What is an Affinity group?
Affinity groups are valuable for organisations because they can improve morale and increase employee retention. Understanding what an affinity group is can help you to decide if it’s something that your organisation may benefit from.
Affinity groups are composed of a collection of individuals that share a common identity characteristic or interest. They may share a social identity or ideology, a shared concern for a particular issue or a common role, skill or common activity. Typically, what unifies an affinity group is a characteristic that is traditionally under-represented which can often make these groups feel isolated.
What are examples of affinity groups?
Here are just a few examples of what an Affinity groups might focus:
- Physical or mental ability
- Sexual orientation
- Race and/or ethnicity
- Family structure
Affinity groups are employee-led and because of this, these groups can create significant change in the workplace. These groups promote diversity and inclusion as well as creating safe spaces to network, access resources, mentorship, training, and professional development.
How do you form an affinity group?
1. Decide the focus of the group
will your group represent the LGBTQIA+ community or do you want to create a group for racial minorities? Maybe you have a large population of women in the organisation and want to have a space where they can host networking events, trainings and share their experiences with one another. Select one group to represent and start from there.
2. Get buy-in from suitable group members
Next, you want to identify potential members in the organisation.

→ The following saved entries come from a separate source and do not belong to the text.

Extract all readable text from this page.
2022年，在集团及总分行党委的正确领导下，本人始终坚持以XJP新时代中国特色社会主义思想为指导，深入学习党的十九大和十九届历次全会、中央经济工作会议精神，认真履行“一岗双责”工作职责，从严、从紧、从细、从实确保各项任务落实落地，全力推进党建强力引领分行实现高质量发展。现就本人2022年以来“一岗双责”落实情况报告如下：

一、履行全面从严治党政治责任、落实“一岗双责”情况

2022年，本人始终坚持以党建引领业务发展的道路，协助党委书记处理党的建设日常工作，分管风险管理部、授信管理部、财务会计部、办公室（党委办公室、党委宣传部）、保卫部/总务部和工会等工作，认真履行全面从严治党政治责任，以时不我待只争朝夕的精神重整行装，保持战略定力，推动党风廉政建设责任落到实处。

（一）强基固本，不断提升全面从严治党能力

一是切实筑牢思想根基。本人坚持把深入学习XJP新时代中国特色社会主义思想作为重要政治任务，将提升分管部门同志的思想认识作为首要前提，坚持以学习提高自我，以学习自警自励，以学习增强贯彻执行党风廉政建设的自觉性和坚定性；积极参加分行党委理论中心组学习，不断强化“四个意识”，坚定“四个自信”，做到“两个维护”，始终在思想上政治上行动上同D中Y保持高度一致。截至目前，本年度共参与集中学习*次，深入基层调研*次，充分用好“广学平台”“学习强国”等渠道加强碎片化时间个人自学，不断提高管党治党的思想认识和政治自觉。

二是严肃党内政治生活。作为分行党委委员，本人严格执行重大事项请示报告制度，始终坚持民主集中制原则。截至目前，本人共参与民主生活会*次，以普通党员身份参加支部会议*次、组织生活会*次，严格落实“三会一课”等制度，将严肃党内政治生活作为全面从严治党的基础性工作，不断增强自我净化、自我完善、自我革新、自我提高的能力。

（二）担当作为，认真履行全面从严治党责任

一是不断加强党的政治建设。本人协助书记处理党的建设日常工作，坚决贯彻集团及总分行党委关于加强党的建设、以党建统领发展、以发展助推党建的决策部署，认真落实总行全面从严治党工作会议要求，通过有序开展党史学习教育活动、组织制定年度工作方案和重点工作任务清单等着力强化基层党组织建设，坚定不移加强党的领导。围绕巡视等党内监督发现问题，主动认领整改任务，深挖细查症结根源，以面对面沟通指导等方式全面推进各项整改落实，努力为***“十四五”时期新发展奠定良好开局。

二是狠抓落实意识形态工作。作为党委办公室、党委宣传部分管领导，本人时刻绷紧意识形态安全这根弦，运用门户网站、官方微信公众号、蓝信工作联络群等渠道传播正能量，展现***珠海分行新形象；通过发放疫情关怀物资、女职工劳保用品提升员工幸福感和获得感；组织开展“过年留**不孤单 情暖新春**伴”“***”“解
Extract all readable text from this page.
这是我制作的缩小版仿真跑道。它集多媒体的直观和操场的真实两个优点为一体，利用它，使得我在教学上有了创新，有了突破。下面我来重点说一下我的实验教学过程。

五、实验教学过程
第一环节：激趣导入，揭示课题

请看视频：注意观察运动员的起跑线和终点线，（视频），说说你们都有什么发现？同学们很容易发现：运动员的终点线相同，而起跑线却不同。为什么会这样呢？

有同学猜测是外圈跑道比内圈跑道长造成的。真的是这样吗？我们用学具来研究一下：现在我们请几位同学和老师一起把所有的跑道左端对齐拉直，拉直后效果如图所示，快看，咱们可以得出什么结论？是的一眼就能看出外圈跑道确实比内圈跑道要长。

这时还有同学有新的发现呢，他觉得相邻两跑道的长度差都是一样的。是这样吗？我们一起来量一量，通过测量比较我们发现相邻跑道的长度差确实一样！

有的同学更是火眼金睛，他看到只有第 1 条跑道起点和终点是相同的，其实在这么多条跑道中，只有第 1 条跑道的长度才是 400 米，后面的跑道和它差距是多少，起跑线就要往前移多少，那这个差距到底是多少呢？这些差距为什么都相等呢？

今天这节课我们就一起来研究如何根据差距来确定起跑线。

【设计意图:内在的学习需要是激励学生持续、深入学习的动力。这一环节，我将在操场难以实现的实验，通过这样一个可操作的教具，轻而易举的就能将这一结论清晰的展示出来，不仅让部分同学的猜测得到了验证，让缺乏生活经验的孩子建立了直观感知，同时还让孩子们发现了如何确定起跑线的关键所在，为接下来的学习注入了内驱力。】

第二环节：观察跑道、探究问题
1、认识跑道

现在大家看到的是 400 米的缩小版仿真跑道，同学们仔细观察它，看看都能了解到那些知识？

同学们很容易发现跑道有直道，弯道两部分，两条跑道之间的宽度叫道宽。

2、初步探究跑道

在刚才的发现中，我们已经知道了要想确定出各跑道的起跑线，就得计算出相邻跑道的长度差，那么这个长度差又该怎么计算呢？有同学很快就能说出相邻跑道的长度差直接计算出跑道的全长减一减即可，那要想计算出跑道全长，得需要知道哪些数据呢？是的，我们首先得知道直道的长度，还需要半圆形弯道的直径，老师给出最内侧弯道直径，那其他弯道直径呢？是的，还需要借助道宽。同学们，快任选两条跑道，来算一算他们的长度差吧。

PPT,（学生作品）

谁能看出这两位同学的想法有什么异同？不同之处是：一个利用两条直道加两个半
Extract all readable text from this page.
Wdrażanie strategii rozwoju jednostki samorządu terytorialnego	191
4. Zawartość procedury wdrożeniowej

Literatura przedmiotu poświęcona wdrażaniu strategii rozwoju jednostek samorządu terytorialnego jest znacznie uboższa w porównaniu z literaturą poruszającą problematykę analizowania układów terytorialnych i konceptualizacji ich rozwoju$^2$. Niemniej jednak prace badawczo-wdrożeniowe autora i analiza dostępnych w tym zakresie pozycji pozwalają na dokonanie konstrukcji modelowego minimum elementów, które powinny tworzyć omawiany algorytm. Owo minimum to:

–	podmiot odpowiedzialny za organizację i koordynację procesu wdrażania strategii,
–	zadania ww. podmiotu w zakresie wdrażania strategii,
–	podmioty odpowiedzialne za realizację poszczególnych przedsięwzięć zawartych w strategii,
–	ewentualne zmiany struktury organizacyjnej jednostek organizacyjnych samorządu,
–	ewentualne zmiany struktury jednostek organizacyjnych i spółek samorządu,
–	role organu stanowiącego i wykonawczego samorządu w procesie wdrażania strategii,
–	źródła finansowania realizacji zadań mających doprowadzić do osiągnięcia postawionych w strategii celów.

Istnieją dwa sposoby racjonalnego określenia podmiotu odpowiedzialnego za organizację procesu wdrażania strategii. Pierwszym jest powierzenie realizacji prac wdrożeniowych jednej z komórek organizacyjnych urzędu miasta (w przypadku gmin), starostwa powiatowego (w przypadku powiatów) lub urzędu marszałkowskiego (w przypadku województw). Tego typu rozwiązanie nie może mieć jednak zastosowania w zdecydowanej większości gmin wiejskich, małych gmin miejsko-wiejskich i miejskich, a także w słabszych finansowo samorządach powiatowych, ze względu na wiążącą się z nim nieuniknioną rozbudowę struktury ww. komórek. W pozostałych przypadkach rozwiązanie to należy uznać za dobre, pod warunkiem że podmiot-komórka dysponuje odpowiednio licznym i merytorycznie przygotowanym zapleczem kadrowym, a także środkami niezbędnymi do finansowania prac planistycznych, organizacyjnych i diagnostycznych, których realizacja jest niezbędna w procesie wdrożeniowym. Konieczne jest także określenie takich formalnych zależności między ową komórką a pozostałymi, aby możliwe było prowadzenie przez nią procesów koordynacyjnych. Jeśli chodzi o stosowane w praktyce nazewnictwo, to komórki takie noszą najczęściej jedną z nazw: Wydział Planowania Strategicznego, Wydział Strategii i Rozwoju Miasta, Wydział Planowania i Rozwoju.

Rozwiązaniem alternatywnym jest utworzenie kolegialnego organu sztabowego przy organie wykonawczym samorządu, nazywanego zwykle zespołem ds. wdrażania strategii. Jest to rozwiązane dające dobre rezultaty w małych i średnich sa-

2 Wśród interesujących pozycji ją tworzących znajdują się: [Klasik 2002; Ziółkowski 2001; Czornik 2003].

Reach out to them whatever way you’re comfortable and tell them about your idea and see if they’d be interested in joining. It’s okay to start small, the more your group becomes established, the more members you will acquire.
3. Pitch your idea
You will want to get buy-in from senior leaders and find an executive sponsor. This is someone who is a member of the senior leadership team that might have an interest in the group and will advocate on your behalf to bring your group’s agenda to the table. For example, if it’s a women’s affinity group you might ask a woman who sits on the leadership team to be your executive sponsor.
4. Decide the role of members
Not everyone will have the same level of availability or capacity to commit to the group. It's a good idea to have someone who chairs the meetings and follows up on actions, someone to lead the group, someone to manage finances and another to organise events and communicate them to the company.
5. Research your limitations
You may not have much of a budget to work with if you are in a small organisation, and everyone will have different levels of availability. Keep in mind what your group can and cannot do.
6. Host your first meeting and get started!
Once you have your members, your executive sponsor, and group roles have been assigned you’re ready to get going! Host your first meeting, welcome members, agree on your mission, purpose and vision and start planning events for the year.
What makes a good affinity group?
1. Make it remote-compatible
When you can host meetings and events that suit both in-person and remote workers, particularly if it’s a global organisation you will have a wider reach if it’s remote compatible.
2. Give it time
Affinity groups will not grow or be successful overnight. It takes time to nurture the group and give it sufficient time to grow and get the word out there. Don’t try to do too many events at once. Start out with one event each quarter and see how well it works and adjust if needed.
3. Keep ownership with the members
Affinity groups are employee-led programmes so make sure that it stays that way. The members should be the ones making decisions and have control over its activities as opposed to the organisation.
4. Look beyond the group
You might think about whether there is a way for your affinity group to serve the wider organisation as well as the members of the group so that everyone benefits from its existence.